Every night watching the demon procession, every night looking for new bumps and divots, new demons, new freaks for the phantom parade brought to you by insomnia.
Every day they haunted me. With open eyes they traipsed like specters across my vision, their images washed out and bleeding into reality. Was the clown with the teapot sitting at the reception desk? Did he wink at me?
It was like this for awhile. For a long while. A silent task. A silent torture.

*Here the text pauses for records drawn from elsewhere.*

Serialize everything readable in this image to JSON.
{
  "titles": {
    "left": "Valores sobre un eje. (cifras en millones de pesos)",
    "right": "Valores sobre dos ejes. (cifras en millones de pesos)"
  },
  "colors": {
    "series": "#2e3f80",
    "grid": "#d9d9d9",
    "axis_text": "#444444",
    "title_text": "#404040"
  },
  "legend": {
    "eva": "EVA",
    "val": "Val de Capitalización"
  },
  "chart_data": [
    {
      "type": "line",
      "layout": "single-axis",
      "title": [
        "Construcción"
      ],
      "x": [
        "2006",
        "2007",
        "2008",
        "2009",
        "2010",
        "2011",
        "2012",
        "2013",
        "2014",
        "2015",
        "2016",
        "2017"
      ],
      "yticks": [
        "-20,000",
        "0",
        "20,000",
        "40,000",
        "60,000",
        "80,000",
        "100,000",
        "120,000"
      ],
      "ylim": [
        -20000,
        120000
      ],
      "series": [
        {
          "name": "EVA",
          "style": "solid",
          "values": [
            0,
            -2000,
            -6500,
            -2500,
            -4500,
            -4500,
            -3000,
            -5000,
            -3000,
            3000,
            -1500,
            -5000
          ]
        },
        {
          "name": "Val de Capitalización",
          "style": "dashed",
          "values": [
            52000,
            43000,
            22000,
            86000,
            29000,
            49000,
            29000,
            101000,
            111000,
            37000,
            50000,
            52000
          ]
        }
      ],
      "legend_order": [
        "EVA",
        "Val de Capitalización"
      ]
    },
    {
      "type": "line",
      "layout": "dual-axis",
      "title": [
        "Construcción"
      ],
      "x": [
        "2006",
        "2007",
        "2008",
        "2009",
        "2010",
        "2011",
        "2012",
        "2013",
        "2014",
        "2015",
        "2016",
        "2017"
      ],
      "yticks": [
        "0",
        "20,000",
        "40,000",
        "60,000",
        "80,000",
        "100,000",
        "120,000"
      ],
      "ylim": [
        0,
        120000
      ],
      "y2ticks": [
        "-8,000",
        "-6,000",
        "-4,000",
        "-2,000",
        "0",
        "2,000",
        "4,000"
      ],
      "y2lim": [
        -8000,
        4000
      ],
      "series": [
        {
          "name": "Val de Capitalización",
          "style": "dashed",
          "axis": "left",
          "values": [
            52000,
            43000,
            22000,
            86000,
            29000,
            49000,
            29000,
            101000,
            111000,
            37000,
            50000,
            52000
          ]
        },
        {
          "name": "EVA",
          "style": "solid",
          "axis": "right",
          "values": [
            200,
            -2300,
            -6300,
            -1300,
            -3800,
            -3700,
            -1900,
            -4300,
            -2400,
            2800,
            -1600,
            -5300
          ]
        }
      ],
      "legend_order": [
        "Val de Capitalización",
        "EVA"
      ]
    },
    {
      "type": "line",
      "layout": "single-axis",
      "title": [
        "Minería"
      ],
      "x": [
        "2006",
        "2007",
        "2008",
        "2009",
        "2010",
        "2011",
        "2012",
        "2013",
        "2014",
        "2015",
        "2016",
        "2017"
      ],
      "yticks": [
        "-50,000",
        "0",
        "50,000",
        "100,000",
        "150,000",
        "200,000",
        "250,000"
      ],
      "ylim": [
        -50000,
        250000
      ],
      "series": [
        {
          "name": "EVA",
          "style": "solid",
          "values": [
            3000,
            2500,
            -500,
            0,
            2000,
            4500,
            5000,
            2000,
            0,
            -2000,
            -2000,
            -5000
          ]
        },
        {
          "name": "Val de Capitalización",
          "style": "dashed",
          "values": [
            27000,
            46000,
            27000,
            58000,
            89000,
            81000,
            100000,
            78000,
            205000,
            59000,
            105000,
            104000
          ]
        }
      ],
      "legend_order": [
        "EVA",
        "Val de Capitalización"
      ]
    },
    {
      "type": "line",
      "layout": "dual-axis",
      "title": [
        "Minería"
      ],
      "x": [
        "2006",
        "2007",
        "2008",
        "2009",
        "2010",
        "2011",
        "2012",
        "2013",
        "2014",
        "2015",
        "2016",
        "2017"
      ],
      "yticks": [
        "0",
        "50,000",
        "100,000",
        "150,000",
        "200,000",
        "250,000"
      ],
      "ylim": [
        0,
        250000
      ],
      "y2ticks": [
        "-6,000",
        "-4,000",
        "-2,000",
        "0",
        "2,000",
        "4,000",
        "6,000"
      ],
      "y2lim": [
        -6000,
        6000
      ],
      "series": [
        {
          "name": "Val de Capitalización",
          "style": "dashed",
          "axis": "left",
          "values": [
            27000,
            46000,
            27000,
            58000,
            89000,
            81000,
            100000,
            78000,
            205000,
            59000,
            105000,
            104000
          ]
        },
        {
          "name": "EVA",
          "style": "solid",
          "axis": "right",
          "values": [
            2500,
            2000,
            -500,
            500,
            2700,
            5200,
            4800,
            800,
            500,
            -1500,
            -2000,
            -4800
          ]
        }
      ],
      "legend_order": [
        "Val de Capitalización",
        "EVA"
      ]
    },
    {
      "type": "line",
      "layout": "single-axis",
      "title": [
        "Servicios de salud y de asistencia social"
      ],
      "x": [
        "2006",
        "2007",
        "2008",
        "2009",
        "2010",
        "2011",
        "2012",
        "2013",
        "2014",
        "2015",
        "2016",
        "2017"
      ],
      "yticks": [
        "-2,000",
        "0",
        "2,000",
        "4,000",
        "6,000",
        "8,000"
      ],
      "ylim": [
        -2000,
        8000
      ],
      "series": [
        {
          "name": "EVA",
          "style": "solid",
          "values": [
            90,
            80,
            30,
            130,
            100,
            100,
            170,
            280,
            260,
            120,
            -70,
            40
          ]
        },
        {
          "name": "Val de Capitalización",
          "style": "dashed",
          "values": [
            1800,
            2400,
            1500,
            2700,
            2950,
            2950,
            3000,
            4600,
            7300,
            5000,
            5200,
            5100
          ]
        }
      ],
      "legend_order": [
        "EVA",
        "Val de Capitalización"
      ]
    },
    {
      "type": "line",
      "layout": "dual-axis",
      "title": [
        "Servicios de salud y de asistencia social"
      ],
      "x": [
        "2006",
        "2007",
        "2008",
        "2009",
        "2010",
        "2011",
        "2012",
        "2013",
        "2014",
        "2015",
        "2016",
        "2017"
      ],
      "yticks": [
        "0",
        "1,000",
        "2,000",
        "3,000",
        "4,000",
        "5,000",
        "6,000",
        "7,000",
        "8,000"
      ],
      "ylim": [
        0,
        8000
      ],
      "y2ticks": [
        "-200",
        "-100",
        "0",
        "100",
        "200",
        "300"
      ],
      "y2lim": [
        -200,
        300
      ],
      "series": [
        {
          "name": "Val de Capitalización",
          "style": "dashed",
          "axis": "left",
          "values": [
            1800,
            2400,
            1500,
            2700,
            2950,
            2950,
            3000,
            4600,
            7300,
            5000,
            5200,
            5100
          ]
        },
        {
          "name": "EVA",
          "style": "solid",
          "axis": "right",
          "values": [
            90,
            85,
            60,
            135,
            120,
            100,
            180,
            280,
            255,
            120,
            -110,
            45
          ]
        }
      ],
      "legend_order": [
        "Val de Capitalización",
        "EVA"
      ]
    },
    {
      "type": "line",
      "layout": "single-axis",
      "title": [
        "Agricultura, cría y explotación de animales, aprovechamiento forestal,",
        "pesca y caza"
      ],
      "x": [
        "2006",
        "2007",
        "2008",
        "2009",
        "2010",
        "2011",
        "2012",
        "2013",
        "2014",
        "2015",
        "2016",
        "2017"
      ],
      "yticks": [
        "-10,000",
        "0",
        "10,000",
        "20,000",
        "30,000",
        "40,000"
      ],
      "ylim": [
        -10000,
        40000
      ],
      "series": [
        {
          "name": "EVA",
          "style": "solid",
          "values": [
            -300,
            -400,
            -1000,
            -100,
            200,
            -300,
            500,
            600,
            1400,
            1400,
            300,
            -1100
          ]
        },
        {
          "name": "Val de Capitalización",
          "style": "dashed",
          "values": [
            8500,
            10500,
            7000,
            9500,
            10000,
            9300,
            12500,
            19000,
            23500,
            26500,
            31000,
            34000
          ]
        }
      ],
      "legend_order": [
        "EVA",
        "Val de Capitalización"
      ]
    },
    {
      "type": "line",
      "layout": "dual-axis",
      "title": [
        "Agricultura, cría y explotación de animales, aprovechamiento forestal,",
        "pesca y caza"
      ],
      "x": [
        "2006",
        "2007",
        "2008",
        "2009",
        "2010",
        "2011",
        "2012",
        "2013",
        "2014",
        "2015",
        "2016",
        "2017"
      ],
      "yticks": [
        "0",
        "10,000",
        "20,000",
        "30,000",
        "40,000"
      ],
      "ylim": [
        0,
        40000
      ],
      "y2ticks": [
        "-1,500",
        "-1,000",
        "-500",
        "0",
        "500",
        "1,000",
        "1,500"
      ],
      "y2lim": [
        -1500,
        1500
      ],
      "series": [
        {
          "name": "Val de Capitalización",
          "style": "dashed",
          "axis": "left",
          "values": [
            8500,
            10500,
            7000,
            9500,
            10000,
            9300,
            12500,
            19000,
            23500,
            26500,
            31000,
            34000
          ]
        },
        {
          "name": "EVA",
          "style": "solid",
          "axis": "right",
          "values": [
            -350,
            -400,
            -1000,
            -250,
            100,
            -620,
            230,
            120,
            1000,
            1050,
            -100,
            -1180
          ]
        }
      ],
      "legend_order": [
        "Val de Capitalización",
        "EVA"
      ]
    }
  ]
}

The never-ending exhaustion.
Then one day, the demons told me to look under the bed.
I didn’t look that day.
I didn’t look for awhile.
As I lay in bed one night, tracing their familiar geography, I heard breathing. Deep and centered, like those yoga people I wish I could be. Those people who haven’t mapped their ceilings. Who haven’t faced despair with a bottle of gin and a sharp knife. Deep, people. Deep, breathing.
“Are you a demon?”
Creaking.
Breathing.
Deep.
“Yessss.”
“Do you want me?”
“Yessss.”
“No one’s ever wanted me.”
“I want you.”
“Why?”
“You’re beautiful. You’re deep.”
“No.”
A hand, jet black and furry with claws curved like those pretty vases in museums, reached out for me. Claws like scythes, glowing against my black sheets. I reached out for it. The hand held mine. Tight and warm. I slept that way.
I slept.
The next night I looked under the bed.
I was there. I’d been there for awhile by the looks of it. A little swollen, a little purple.
Lost.
I embraced me.
And we slept.
Aww! ❤️
I particularly like 'claws like museum vases' and 'breathing like yoga people I wish I could be'. Lovely writing.
This is great - reminds me of that horror movie, Mother.